Internal Pulsing
Here’s an interesting pattern, one that uses features from our upcoming 3.0 release of the Aleri Streaming Platform: internal pulsing to control the amount of recalculation.
The problem is simple. Suppose there are a lot of updates flowing into a stream (updates are supported natively in the Aleri Streaming Platform). A good example is a stock market feed that keeps the last tick for each symbol. Some of the downstream calculations might, however, be computationally expensive, and you might not even need to recalculate on every change. You might want, for instance, to recalculate only every second or every ten seconds. How can you collect and pulse the updates so that the expensive recalculations are done periodically instead of continuously?
[Note: the Aleri Streaming Platform has a related feature—called “pulsed subscription”—that allows an external client to coalesce changes every n seconds. But that deals with data sent to the outside world, not processed internally.]

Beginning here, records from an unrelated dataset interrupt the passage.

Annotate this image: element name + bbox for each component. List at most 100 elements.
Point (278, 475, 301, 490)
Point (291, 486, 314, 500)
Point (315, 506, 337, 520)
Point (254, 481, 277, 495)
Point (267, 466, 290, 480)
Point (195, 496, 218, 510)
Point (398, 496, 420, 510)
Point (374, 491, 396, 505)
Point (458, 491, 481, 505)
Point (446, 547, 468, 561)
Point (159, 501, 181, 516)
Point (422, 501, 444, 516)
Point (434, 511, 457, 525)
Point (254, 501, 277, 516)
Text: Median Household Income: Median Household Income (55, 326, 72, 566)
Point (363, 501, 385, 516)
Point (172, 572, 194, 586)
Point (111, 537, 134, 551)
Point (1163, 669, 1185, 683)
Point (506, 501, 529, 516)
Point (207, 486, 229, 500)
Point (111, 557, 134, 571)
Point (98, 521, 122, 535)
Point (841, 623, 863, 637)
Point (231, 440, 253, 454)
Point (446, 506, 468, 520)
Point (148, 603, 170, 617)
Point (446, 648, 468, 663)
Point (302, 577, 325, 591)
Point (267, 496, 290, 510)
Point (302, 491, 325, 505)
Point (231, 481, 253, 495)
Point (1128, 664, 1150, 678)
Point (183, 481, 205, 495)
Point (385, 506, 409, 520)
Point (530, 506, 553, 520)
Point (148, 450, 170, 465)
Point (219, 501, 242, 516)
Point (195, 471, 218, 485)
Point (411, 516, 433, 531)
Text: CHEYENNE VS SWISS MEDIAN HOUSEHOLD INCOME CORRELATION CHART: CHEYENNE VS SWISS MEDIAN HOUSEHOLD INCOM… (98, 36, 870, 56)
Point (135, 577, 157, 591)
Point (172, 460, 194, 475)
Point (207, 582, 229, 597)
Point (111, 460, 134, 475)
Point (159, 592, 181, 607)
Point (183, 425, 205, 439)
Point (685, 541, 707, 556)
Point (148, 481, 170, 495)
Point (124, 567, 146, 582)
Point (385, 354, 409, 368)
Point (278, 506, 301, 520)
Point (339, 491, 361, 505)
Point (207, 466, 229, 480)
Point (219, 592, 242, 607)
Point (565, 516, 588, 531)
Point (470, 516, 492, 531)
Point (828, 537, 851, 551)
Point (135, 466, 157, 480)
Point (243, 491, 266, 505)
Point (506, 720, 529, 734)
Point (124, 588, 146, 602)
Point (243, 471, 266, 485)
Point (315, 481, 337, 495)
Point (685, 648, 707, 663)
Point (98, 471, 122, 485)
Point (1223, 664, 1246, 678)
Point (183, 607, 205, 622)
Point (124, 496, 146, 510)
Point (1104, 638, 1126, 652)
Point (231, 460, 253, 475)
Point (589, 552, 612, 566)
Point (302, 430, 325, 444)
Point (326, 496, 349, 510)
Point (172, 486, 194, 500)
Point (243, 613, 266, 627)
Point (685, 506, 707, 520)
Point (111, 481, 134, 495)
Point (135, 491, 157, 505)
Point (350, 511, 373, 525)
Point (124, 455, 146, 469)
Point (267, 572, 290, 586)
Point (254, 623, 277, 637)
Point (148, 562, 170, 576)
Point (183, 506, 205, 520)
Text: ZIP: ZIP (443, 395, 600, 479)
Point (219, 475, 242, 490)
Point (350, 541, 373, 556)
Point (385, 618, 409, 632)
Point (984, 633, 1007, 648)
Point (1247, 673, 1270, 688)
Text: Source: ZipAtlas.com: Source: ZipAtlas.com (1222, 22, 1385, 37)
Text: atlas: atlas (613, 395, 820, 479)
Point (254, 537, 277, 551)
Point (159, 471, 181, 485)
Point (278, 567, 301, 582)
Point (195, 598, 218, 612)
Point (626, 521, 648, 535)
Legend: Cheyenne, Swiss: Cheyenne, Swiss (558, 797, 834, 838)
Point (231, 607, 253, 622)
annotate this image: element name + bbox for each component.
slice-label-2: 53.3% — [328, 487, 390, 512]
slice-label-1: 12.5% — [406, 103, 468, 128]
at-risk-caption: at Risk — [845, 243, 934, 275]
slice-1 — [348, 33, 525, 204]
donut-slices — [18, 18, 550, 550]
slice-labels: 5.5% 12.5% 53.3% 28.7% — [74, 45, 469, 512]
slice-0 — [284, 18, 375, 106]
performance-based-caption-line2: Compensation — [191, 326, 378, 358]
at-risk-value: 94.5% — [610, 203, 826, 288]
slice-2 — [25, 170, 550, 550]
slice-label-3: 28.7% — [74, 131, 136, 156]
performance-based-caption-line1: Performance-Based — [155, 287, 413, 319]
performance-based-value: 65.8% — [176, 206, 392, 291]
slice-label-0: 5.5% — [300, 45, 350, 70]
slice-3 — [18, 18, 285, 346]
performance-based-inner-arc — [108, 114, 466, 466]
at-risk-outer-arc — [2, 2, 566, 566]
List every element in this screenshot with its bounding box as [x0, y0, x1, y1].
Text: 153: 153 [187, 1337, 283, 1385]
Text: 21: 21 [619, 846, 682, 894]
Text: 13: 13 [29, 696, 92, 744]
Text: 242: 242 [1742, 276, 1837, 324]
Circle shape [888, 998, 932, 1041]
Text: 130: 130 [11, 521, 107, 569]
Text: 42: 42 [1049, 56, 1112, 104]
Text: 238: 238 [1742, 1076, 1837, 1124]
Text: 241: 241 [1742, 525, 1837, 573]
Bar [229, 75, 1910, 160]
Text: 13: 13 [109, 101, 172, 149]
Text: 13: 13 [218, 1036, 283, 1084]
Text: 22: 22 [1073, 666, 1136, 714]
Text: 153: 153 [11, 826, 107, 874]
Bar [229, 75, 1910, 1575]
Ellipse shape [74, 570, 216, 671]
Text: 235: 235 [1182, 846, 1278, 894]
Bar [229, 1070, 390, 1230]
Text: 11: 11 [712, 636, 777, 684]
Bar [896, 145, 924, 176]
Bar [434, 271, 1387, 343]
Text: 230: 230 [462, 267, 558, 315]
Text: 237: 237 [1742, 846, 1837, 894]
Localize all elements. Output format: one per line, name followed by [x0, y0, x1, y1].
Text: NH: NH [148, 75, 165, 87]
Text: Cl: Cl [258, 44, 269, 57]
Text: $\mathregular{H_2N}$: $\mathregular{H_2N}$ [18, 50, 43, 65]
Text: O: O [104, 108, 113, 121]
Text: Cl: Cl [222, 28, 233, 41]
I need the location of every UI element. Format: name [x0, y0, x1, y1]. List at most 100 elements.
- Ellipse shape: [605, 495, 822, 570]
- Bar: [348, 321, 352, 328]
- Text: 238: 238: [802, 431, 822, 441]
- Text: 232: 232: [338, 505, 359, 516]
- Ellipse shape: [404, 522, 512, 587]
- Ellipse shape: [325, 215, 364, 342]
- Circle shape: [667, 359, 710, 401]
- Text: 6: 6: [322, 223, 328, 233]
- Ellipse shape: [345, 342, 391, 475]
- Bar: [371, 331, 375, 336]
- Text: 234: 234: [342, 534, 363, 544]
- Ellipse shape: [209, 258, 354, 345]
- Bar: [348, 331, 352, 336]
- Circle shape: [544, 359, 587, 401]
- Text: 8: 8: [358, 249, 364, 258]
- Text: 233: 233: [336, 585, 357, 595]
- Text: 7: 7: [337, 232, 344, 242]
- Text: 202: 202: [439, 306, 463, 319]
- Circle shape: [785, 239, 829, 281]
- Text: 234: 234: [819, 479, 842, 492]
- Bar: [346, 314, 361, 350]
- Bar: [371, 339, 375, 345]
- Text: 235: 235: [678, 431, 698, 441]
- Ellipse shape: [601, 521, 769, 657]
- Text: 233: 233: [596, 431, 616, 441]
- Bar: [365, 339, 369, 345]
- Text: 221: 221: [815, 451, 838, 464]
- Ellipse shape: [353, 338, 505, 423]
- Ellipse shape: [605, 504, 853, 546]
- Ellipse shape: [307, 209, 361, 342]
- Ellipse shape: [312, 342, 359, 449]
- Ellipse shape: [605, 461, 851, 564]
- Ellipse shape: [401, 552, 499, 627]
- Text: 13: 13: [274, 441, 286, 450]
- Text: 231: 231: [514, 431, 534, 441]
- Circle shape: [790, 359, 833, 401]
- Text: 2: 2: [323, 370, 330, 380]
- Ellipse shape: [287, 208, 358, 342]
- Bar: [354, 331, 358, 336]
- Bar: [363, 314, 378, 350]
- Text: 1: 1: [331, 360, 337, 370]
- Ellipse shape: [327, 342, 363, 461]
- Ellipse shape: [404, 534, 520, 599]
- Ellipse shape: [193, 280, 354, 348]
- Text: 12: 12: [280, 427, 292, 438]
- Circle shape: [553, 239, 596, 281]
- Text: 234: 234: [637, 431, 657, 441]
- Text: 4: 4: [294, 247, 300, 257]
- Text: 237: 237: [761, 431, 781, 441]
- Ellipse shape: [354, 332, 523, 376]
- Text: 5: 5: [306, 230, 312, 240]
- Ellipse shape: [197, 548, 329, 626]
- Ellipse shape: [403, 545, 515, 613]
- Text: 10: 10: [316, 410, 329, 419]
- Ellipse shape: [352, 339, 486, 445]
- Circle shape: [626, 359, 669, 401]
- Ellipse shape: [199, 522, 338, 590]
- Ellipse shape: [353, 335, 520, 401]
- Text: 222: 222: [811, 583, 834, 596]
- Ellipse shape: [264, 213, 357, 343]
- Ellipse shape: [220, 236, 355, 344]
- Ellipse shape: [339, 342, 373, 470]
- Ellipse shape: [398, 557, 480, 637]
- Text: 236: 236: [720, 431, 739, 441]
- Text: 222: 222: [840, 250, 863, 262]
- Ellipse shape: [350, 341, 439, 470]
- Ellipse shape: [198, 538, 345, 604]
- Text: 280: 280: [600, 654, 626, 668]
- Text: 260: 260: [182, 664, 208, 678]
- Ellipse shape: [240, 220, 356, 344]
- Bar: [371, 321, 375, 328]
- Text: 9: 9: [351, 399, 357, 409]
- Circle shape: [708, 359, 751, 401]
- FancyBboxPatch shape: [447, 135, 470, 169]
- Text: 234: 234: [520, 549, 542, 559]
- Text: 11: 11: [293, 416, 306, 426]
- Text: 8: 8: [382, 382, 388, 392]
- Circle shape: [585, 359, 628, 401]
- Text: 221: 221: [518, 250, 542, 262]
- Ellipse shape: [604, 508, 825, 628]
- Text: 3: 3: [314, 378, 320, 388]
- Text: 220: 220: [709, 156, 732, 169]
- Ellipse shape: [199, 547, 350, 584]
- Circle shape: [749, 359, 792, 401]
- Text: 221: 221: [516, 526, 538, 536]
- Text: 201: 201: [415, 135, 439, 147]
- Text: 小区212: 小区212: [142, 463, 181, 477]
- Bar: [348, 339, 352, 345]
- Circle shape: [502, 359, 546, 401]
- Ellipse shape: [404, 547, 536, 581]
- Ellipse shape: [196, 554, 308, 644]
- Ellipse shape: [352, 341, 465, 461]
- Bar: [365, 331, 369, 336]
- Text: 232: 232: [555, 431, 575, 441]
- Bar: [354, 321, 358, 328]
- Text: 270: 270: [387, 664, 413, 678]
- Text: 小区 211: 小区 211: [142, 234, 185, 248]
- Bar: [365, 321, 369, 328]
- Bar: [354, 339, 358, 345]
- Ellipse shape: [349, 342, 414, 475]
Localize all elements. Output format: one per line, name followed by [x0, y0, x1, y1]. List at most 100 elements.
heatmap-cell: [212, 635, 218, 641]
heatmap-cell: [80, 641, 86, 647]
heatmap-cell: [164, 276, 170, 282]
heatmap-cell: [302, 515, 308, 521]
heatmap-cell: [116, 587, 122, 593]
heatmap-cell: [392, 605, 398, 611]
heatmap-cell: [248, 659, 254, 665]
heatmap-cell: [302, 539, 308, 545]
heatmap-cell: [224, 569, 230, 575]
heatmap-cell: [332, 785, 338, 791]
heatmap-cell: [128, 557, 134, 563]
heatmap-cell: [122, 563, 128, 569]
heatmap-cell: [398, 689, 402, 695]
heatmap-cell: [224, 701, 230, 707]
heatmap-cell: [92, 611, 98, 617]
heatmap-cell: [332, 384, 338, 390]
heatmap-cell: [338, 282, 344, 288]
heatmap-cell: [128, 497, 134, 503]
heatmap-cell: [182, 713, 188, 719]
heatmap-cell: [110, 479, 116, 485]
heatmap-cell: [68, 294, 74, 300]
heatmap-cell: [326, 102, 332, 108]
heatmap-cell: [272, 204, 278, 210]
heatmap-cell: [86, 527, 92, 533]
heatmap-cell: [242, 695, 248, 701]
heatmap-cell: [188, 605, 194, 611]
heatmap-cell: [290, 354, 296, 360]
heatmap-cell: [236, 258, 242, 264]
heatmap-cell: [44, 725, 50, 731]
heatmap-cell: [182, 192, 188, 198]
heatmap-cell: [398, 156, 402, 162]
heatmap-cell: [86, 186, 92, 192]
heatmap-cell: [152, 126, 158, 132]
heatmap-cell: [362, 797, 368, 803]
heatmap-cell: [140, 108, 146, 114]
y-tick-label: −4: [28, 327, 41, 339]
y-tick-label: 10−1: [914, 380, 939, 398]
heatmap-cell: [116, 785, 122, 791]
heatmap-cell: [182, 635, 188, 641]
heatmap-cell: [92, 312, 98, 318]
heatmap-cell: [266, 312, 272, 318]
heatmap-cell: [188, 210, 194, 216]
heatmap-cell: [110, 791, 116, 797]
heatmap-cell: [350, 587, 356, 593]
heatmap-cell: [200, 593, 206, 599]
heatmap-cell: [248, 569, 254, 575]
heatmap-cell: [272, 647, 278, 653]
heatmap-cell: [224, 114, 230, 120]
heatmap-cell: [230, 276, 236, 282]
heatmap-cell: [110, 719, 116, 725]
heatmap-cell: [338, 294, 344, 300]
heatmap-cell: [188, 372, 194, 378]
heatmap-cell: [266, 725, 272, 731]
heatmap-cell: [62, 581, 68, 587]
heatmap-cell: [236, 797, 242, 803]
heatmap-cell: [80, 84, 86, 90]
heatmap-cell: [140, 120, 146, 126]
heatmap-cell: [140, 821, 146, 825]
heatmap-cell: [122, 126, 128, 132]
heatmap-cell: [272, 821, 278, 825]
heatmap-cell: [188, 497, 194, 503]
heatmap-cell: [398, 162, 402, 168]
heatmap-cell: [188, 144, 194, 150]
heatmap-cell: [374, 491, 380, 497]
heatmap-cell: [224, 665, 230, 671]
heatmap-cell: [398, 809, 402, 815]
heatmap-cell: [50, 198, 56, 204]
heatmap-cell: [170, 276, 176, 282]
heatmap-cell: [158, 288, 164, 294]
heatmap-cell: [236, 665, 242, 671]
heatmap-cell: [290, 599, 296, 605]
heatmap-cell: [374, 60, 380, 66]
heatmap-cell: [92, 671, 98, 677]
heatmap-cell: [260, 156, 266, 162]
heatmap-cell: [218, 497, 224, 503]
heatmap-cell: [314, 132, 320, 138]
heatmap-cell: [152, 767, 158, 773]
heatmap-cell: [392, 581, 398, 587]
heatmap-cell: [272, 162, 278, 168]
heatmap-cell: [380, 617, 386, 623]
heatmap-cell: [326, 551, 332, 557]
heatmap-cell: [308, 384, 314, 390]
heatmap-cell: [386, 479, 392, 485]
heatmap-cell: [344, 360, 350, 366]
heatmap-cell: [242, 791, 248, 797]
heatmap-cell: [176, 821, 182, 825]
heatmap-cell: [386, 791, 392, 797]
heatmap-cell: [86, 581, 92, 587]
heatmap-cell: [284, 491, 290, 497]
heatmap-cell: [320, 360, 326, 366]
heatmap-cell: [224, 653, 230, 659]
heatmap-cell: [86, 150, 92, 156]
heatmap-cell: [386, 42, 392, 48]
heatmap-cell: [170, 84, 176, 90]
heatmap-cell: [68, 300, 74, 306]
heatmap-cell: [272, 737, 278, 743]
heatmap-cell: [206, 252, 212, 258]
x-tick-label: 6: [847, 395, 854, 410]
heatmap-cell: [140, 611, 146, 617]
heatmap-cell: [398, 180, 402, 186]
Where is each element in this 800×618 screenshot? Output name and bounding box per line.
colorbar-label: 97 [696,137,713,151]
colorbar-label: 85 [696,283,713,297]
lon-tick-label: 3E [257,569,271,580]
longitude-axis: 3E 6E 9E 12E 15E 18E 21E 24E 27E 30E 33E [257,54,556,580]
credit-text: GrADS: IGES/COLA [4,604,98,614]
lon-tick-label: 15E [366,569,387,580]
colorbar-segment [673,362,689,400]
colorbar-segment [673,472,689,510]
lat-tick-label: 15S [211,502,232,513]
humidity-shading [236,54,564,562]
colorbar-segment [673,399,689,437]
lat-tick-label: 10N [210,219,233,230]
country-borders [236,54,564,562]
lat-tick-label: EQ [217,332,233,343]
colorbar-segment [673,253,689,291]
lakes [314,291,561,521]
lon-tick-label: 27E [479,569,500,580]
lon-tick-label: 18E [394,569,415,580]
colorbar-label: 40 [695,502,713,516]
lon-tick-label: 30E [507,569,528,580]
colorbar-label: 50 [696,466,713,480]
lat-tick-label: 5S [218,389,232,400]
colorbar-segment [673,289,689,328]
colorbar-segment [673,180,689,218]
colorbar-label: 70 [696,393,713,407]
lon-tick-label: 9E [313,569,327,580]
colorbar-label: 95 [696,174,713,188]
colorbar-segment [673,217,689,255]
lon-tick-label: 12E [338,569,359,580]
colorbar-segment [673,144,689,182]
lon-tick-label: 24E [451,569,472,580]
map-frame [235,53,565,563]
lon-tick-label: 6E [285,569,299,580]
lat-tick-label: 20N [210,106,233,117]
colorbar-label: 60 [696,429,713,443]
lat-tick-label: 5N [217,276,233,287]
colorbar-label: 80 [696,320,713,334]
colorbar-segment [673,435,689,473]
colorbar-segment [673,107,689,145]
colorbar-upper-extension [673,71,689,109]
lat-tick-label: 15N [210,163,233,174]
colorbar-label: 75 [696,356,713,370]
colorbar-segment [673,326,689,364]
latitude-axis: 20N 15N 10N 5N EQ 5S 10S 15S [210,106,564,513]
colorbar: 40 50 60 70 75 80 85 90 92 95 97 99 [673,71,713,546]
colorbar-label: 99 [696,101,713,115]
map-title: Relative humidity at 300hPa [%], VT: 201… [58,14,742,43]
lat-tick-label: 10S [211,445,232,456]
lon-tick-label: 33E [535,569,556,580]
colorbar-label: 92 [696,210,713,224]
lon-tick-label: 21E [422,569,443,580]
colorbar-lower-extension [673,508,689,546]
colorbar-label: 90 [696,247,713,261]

In 3.0, the new dictionary data structure and the timer facility allow you to code internal pulsing. Let’s suppose that the stream to control is called “InStream”. We’ll write a small FlexStream that does the pulsing. First, let’s define two local variables in the FlexStream:
int32 version := 0; dictionary(typeof(InStream), int32) versionMap;
These two variables keep a current version, and a version number for each record. The SPLASH code handling events from the input stream is
{
versionMap[InStream] := version;
}
The special Timer block within the FlexStream sends the inserts and updates:
{
for (k in versionMap) {
if (version = versionMap[k]) output setOpcode(k, upsert);
}
version := version + 1;
}
(You can configure the interval between runs of the Timer block in numbers of seconds.) Notice how only those events with the current version get sent downstream, and how the version number gets incremented for the next set of updates.
That’s it. There are other patterns built from data structures, and I’ll give some more examples in future blog posts.